Beginning in 2002, a handful of states began granting psychologists prescriptive authority, or RxP. RxP is the legal right to prescribe certain controlled substances after meeting additional training requirements. As of our study period, only five states implemented RxP: New Mexico, Louisiana, Illinois, Iowa, and Idaho. Our results indicate that RxP laws improve access to providers, lowering suicide rates.
Key Findings
- Scope-of-practice expansion improves access. States that grant psychologists prescriptive authority report higher county-level access to mental health facilities, especially when we measure access by driving distance and driving time.
- Improved access lowers suicide rates. A 1% increase in access reduces county suicide mortality by about 0.3%. A 10% increase in access, roughly three additional providers per mile within a 70-mile radius, corresponds to about a 3% decline in suicide rates, or about 1.6 fewer deaths per 100,000 residents.
- Suicide declines track access to the full mental health workforce, not psychologists alone. RxP raises prescribing by psychologists, but suicide reductions line up most closely with wider access that includes psychiatrists as well.
- RxP laws change prescribing behavior. Medicare Part D records show that after RxP implementation, clinical psychologists prescribe more antidepressants and serve more beneficiaries.
Policy Recommendations
- Expand prescriptive authority for psychologists in states that have not yet adopted RxP. Scope-of-practice reforms that follow existing RxP models are associated with higher geographic access and lower suicide mortality.
- Pair scope-of-practice expansion with policies that support the full mental health workforce. Reforms should not treat psychologist prescribing as a substitute for psychiatrist recruitment or telehealth expansion.
- Reduce interstate licensing barriers for mental health professionals. States should adopt universal license recognition, interstate compacts, and expedited processing for providers who move across state lines.

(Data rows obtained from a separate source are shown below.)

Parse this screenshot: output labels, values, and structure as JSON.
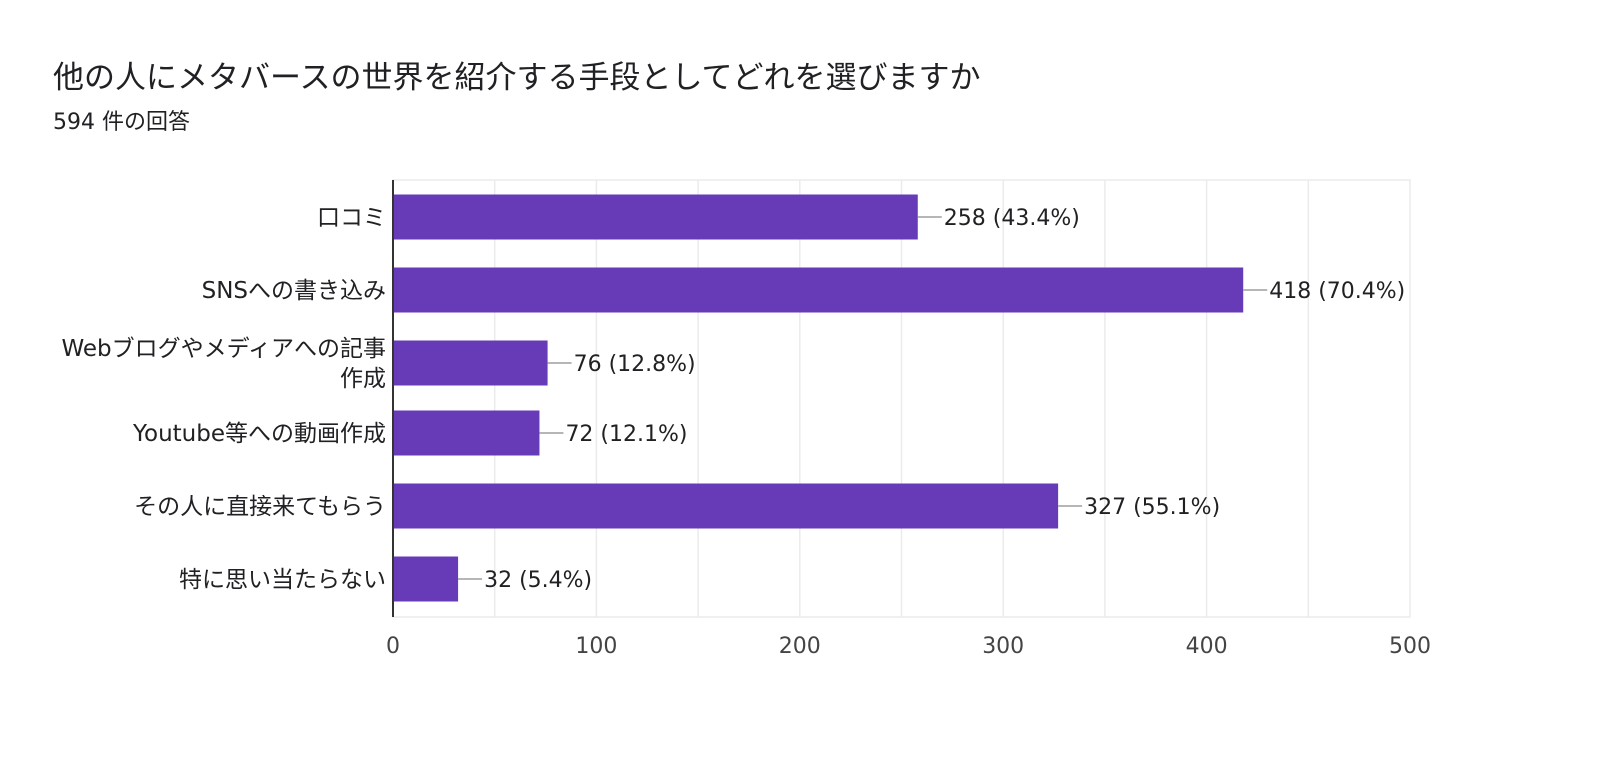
{
  "header": {
    "title": "他の人にメタバースの世界を紹介する手段としてどれを選びますか",
    "subtitle": "594 件の回答"
  },
  "chart_data": {
    "type": "bar",
    "orientation": "horizontal",
    "categories": [
      [
        "口コミ"
      ],
      [
        "SNSへの書き込み"
      ],
      [
        "Webブログやメディアへの記事",
        "作成"
      ],
      [
        "Youtube等への動画作成"
      ],
      [
        "その人に直接来てもらう"
      ],
      [
        "特に思い当たらない"
      ]
    ],
    "values": [
      258,
      418,
      76,
      72,
      327,
      32
    ],
    "value_labels": [
      "258 (43.4%)",
      "418 (70.4%)",
      "76 (12.8%)",
      "72 (12.1%)",
      "327 (55.1%)",
      "32 (5.4%)"
    ],
    "xlim": [
      0,
      500
    ],
    "xticks": [
      0,
      100,
      200,
      300,
      400,
      500
    ],
    "grid": true,
    "bar_color": "#673ab7",
    "grid_color": "#ebebeb"
  }
}
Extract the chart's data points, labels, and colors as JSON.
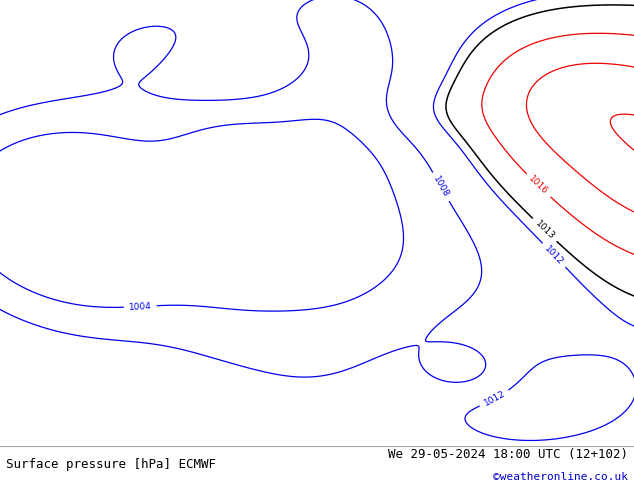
{
  "title_left": "Surface pressure [hPa] ECMWF",
  "title_right": "We 29-05-2024 18:00 UTC (12+102)",
  "credit": "©weatheronline.co.uk",
  "ocean_color": "#d4d4d4",
  "land_color": "#b8e0b8",
  "coast_color": "#888888",
  "map_lon_min": 85,
  "map_lon_max": 170,
  "map_lat_min": -18,
  "map_lat_max": 57,
  "blue_color": "#0000ee",
  "black_color": "#000000",
  "red_color": "#ee0000",
  "bottom_bar_color": "#ffffff",
  "text_color": "#000000",
  "credit_color": "#0000cc",
  "font_size_bottom": 9,
  "font_size_credit": 8
}
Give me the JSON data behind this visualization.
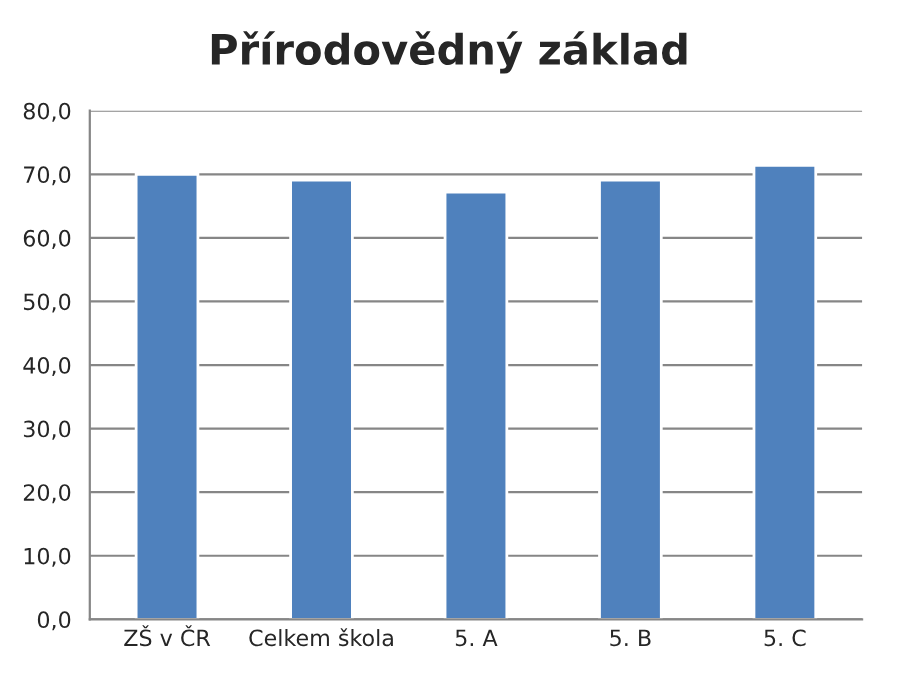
{
  "chart_data": {
    "type": "bar",
    "title": "Přírodovědný základ",
    "categories": [
      "ZŠ v ČR",
      "Celkem škola",
      "5. A",
      "5. B",
      "5. C"
    ],
    "values": [
      70.0,
      69.1,
      67.2,
      69.1,
      71.4
    ],
    "color": "#4f81bd",
    "ylim": [
      0,
      80
    ],
    "yticks": [
      {
        "value": 0,
        "label": "0,0"
      },
      {
        "value": 10,
        "label": "10,0"
      },
      {
        "value": 20,
        "label": "20,0"
      },
      {
        "value": 30,
        "label": "30,0"
      },
      {
        "value": 40,
        "label": "40,0"
      },
      {
        "value": 50,
        "label": "50,0"
      },
      {
        "value": 60,
        "label": "60,0"
      },
      {
        "value": 70,
        "label": "70,0"
      },
      {
        "value": 80,
        "label": "80,0"
      }
    ],
    "grid": "y",
    "legend": false
  }
}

- Base scope-of-practice rules on training and competency, not outdated guild restrictions. State licensing boards should set requirements according to demonstrated competency rather than blanket prohibitions that restrict supply without clear safety gains.
Summary
Mental health provider shortages reflect licensing rules as well as workforce size. Restrictions on psychologists’ scope of practice limit where providers practice, how teams deliver care, and whether patients receive timely treatment. In county-level data from 2016 to 2019, we find that states expanding psychologist prescriptive authority report higher access to mental health services and lower suicide rates.
Scope-of-practice reform alone will not close every access gap. Psychologists and psychiatrists serve different but related roles, and the size of the access gain depends on how states implement reform. Faster license transfers and wider interstate recognition matter alongside RxP. Updating licensing rules to match current training and patient needs can expand access to mental health care and reduce preventable deaths.